Digital Realty’s chief competitive advantage is that it is among the largest technology REITs in the world. This gives the REIT a size and scale advantage that competitors have difficulty matching. In addition, the company has proven to be able to utilize its balance sheet to fund acquisitions in order to grow FFO and revenues.
DLR has increased its dividend for 17 consecutive years, and currently yields 2.8%.
STAG Industrial
STAG Industrial STAG is an owner and operator of industrial real estate. It is focused on single-tenant industrial properties and has 563 buildings across 41 states in the United States. The focus of this REIT on single-tenant properties might create higher risk compared to multi-tenant properties, as the former are either fully occupied or completely vacant.
STAG Industrial executes a deep quantitative and qualitative analysis on its tenants. As a result, it has incurred credit losses that have been less than 0.1% of its revenues since its IPO. As per the latest data, 53% of the tenants are publicly rated and 31% of the tenants are rated “investment grade.” The company typically does business with established tenants to reduce risk.

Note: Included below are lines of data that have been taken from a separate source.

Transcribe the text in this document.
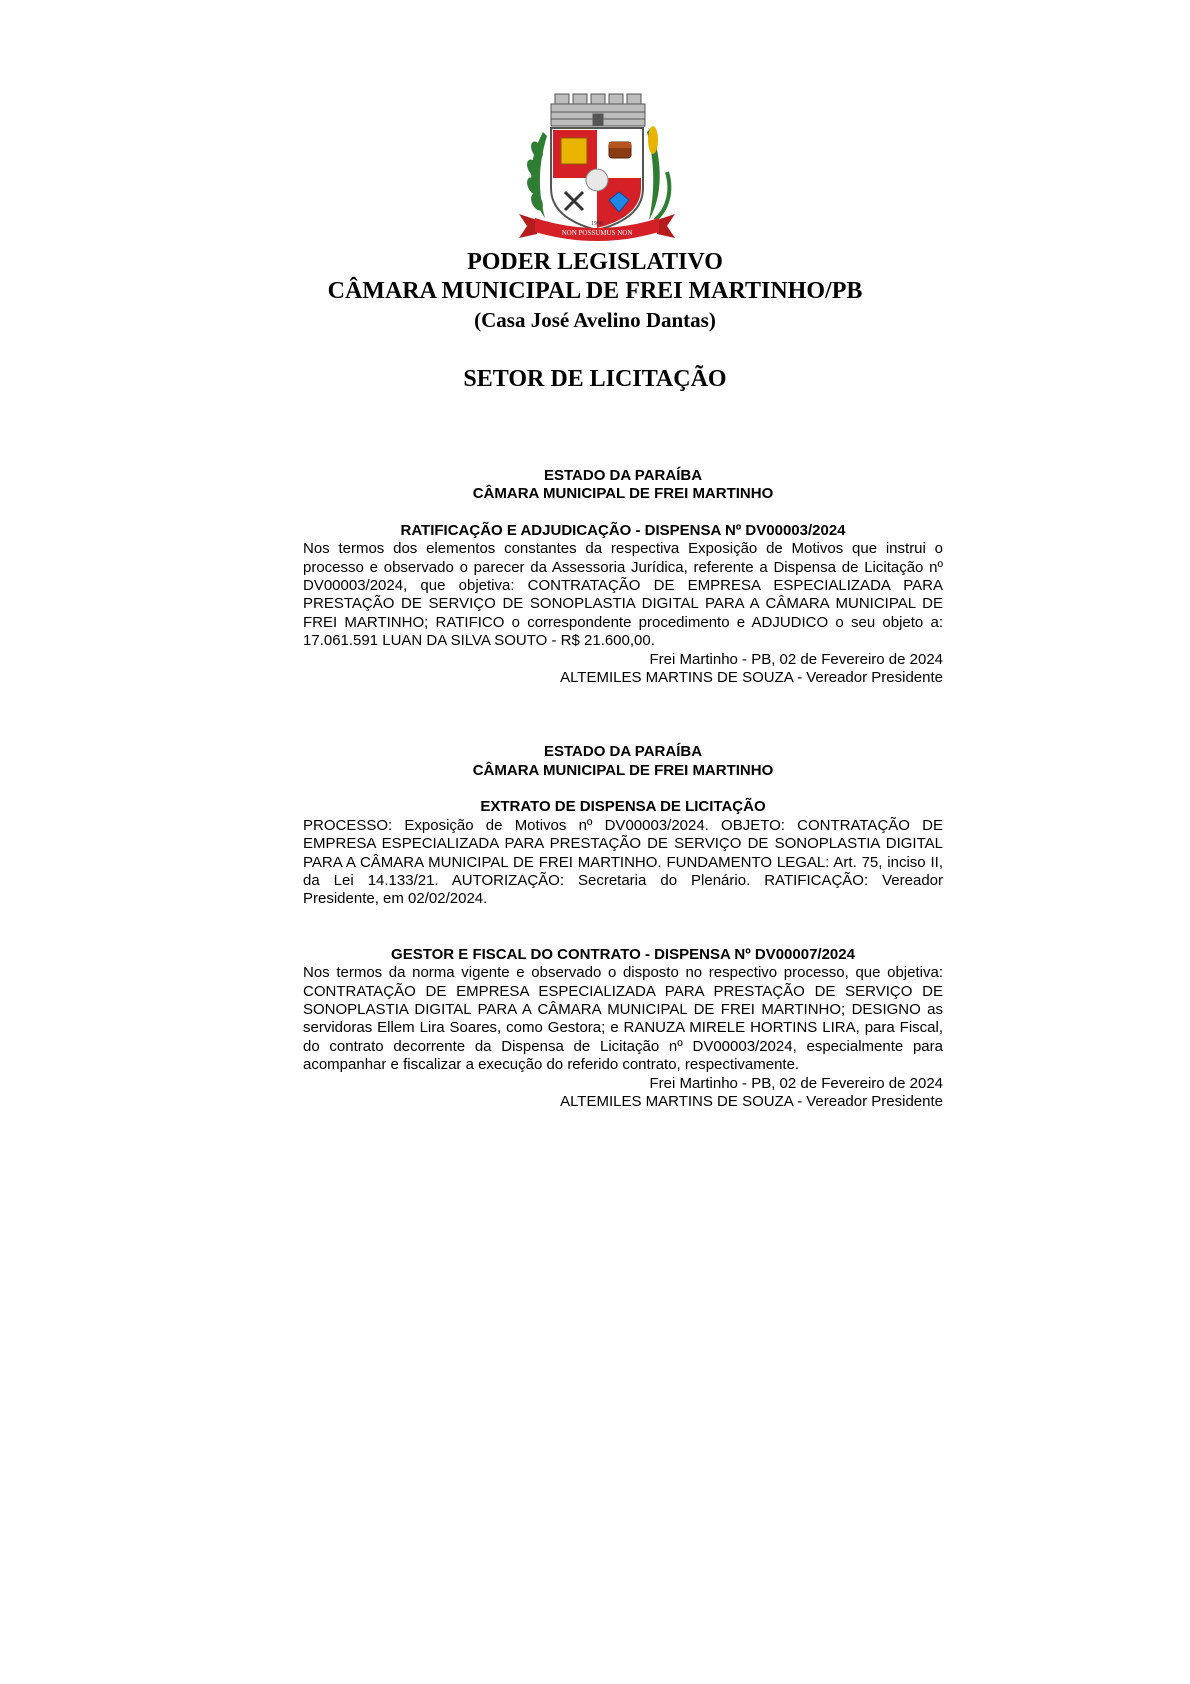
NON POSSUMUS NON
1996
PODER LEGISLATIVO
CÂMARA MUNICIPAL DE FREI MARTINHO/PB
(Casa José Avelino Dantas)
SETOR DE LICITAÇÃO
ESTADO DA PARAÍBA
CÂMARA MUNICIPAL DE FREI MARTINHO
RATIFICAÇÃO E ADJUDICAÇÃO - DISPENSA Nº DV00003/2024
Nos termos dos elementos constantes da respectiva Exposição de Motivos que instrui o processo e observado o parecer da Assessoria Jurídica, referente a Dispensa de Licitação nº DV00003/2024, que objetiva: CONTRATAÇÃO DE EMPRESA ESPECIALIZADA PARA PRESTAÇÃO DE SERVIÇO DE SONOPLASTIA DIGITAL PARA A CÂMARA MUNICIPAL DE FREI MARTINHO; RATIFICO o correspondente procedimento e ADJUDICO o seu objeto a: 17.061.591 LUAN DA SILVA SOUTO - R$ 21.600,00.
Frei Martinho - PB, 02 de Fevereiro de 2024
ALTEMILES MARTINS DE SOUZA - Vereador Presidente
ESTADO DA PARAÍBA
CÂMARA MUNICIPAL DE FREI MARTINHO
EXTRATO DE DISPENSA DE LICITAÇÃO
PROCESSO: Exposição de Motivos nº DV00003/2024. OBJETO: CONTRATAÇÃO DE EMPRESA ESPECIALIZADA PARA PRESTAÇÃO DE SERVIÇO DE SONOPLASTIA DIGITAL PARA A CÂMARA MUNICIPAL DE FREI MARTINHO. FUNDAMENTO LEGAL: Art. 75, inciso II, da Lei 14.133/21. AUTORIZAÇÃO: Secretaria do Plenário. RATIFICAÇÃO: Vereador Presidente, em 02/02/2024.
GESTOR E FISCAL DO CONTRATO - DISPENSA Nº DV00007/2024
Nos termos da norma vigente e observado o disposto no respectivo processo, que objetiva: CONTRATAÇÃO DE EMPRESA ESPECIALIZADA PARA PRESTAÇÃO DE SERVIÇO DE SONOPLASTIA DIGITAL PARA A CÂMARA MUNICIPAL DE FREI MARTINHO; DESIGNO as servidoras Ellem Lira Soares, como Gestora; e RANUZA MIRELE HORTINS LIRA, para Fiscal, do contrato decorrente da Dispensa de Licitação nº DV00003/2024, especialmente para acompanhar e fiscalizar a execução do referido contrato, respectivamente.
Frei Martinho - PB, 02 de Fevereiro de 2024
ALTEMILES MARTINS DE SOUZA - Vereador Presidente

In late October, STAG Industrial reported financial results for the third quarter of 2024. Core FFO per share grew 2% over the prior year’s quarter, from $0.59 to $0.60, in line with the analysts’ consensus, thanks to the sustained strength of the REIT’s tenants and hikes in rent rates. Net operating income grew 5% over the prior year’s quarter even though the occupancy rate remained flat at 97.1%. It also marginally raised its already positive guidance for core FFO per share in 2024, from $2.36-$2.40 to $2.38-$2.40.
STAG Industrial has grown its FFO per share at a 6.2% average annual rate over the last decade and at a 4.9% average annual rate over the last five years. The U.S. industrial market is more than $1 trillion in size and STAG Industrial still has a market share that is less than 1% of its target market, which includes the top 60 markets of the country. Therefore, the REIT has ample room to continue to grow for years.
STAG Industrial has a well-laddered lease maturity schedule, with a weighted average lease term of five years. Thus, the cash flows of the REIT can be considered fairly reliable under normal business conditions. STAG Industrial is one of the few REITs that pay dividends on a monthly (instead of a quarterly) basis – a valuable characteristic for income investors.
This REIT has increased its dividend for 13 consecutive years and currently yields 4.5%.
At the time of publication, Ciura had no positions in any stocks mentioned.